Many college applicants are more talented than their admissions reviewers
Admissions professionals prefer to pat each others’ backs at exclusive conferences and virtue signal superficial support for marginalized demographics on social media and woke press releases. Even the best collection of the world’s most thoughtful and conscientious higher education professionals and admissions counselors participating in a broken admissions system will still produce unintended consequences that damage society more than they help. Despite their considerable admissions powers, they receive mediocre salaries, work long hours, and were likely average college students themselves.
If two-thirds of an Ivy League campus’s graduates begin careers in consulting or finance, and most others attend graduate school, who do you think constitutes the remaining people who work in their admissions offices?
Careers in college admissions do not attract a university’s most talented graduates. Some veteran counselors wouldn’t have gained entry to their alma maters if they were applying today, including me to UT-Austin Freshmen Honors. Yet, they collectively decide the fate of millions of applications. Many of their future students are already more brilliant and accomplished than the middling gatekeepers rendering their verdicts. Most college applicants will never know who adjudicated their decision, whether they received a fair hearing, or why an outcome went one way or the other.

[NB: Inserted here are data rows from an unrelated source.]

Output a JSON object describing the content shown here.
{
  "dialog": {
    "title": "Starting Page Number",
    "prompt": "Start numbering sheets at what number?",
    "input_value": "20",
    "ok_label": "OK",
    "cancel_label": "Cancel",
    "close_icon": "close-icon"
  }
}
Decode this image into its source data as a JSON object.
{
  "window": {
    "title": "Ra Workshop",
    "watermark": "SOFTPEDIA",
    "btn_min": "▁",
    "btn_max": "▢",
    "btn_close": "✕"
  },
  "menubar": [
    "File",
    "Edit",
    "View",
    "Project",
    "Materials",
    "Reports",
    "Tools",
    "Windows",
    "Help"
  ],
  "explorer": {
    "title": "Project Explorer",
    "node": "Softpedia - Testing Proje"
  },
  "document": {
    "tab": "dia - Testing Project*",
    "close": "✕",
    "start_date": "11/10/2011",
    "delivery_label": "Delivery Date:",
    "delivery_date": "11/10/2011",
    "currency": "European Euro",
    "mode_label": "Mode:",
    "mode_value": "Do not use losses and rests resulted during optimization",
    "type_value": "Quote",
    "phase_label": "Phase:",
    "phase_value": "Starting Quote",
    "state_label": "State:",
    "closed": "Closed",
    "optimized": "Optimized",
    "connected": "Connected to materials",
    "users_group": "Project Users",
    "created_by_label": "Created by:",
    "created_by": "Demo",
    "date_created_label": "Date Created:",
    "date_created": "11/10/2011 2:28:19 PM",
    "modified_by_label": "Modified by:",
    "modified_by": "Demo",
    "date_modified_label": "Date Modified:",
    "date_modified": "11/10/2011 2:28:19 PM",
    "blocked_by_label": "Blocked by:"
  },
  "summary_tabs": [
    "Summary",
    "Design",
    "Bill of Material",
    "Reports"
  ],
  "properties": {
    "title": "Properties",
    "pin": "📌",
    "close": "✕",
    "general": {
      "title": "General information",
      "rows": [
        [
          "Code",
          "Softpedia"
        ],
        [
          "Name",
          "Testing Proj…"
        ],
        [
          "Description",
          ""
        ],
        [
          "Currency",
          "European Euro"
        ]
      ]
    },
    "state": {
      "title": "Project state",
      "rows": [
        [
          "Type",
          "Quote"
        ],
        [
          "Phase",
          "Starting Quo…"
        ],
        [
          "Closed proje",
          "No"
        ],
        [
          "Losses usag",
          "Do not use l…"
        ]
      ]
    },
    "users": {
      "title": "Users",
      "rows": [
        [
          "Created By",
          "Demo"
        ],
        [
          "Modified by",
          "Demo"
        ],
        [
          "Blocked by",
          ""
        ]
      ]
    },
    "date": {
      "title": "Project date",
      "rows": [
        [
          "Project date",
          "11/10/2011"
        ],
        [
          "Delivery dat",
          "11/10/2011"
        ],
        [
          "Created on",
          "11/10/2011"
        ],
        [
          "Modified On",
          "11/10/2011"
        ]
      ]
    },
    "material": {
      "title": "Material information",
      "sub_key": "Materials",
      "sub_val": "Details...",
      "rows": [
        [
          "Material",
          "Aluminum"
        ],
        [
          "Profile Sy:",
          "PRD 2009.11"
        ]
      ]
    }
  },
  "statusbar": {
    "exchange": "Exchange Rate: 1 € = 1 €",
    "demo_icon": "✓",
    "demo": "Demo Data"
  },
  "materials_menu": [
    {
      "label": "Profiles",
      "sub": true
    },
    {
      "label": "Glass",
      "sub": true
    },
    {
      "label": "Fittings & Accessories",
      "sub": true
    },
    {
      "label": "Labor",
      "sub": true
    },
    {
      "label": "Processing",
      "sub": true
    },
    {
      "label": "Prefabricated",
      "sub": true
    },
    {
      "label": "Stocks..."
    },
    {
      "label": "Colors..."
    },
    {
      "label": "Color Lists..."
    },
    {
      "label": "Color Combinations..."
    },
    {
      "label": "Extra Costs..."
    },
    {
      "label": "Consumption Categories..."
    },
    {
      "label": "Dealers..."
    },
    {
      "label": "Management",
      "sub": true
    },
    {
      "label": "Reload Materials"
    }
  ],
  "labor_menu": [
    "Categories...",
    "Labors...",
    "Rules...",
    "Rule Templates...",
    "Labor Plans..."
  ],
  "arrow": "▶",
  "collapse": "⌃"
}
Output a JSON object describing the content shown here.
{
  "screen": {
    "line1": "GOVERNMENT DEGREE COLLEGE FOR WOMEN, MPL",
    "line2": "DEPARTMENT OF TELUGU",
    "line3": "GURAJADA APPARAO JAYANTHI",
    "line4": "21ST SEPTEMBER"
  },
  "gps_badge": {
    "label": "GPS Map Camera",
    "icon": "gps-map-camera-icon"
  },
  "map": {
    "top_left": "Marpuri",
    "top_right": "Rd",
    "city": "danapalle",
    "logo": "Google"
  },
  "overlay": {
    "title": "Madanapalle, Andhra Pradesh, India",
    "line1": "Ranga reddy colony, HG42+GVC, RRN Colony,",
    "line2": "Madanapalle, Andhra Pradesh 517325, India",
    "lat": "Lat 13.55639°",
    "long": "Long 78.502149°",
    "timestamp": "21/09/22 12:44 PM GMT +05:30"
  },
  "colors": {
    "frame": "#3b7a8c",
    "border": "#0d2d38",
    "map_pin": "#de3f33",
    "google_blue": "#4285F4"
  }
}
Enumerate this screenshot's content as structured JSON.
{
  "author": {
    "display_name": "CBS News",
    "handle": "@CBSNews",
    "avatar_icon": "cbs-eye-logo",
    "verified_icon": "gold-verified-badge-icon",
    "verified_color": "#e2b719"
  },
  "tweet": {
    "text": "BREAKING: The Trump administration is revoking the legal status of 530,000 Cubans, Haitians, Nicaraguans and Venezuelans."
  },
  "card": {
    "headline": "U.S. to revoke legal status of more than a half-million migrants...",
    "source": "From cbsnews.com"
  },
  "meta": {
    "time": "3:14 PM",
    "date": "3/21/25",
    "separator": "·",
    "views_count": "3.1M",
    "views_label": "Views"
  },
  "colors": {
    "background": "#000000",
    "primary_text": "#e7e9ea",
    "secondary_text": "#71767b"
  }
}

Higher education journalist Jeffrey Selingo reminds his readers in his recent popular book Who Gets in and Why that “While many people initially enter the admissions profession to serve the needs of students, they soon find out that selling the college is a necessity in an increasingly competitive industry.” Admissions counselors are like proselytizing missionaries who are more interested in your tithes than anything else. Increasingly, admissions counselors are becoming salespeople at the expense of their primary responsibility, selecting the most desirable applicants.

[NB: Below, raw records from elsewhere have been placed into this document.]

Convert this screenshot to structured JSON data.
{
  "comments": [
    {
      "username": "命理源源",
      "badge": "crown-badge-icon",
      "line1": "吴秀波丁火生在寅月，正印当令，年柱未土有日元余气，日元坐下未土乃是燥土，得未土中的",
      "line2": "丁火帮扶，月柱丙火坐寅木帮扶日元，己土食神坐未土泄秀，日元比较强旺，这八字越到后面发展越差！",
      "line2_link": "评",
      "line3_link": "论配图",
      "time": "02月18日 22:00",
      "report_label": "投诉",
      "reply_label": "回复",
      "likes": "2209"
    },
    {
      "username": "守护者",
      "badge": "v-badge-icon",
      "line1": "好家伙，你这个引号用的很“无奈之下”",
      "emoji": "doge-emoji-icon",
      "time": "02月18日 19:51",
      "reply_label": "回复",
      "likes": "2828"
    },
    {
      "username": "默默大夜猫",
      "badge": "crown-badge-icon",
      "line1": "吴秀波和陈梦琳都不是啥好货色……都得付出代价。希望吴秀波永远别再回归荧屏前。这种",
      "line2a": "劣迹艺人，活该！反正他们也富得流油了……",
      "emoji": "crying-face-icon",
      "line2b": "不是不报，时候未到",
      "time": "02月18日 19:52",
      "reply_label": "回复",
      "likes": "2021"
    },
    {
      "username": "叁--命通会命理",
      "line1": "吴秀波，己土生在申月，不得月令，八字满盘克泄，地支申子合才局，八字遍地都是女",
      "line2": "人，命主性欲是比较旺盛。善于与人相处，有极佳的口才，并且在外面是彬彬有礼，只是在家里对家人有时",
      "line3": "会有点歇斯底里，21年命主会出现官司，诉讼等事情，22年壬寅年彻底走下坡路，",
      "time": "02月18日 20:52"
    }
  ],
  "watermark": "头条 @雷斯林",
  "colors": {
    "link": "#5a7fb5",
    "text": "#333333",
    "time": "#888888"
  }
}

Perverse incentive structures preclude heroic acts by individuals seeking change. Individuals may do great and important work, yet it is impossible to undermine financial and budget incentives determined by senior university administrators. Tuition dollars and athletics revenues will always supersede student well-being. The only way to stimulate reform is from the outside, which partially explains why the best college admissions books don’t come from universities or current admissions counselors.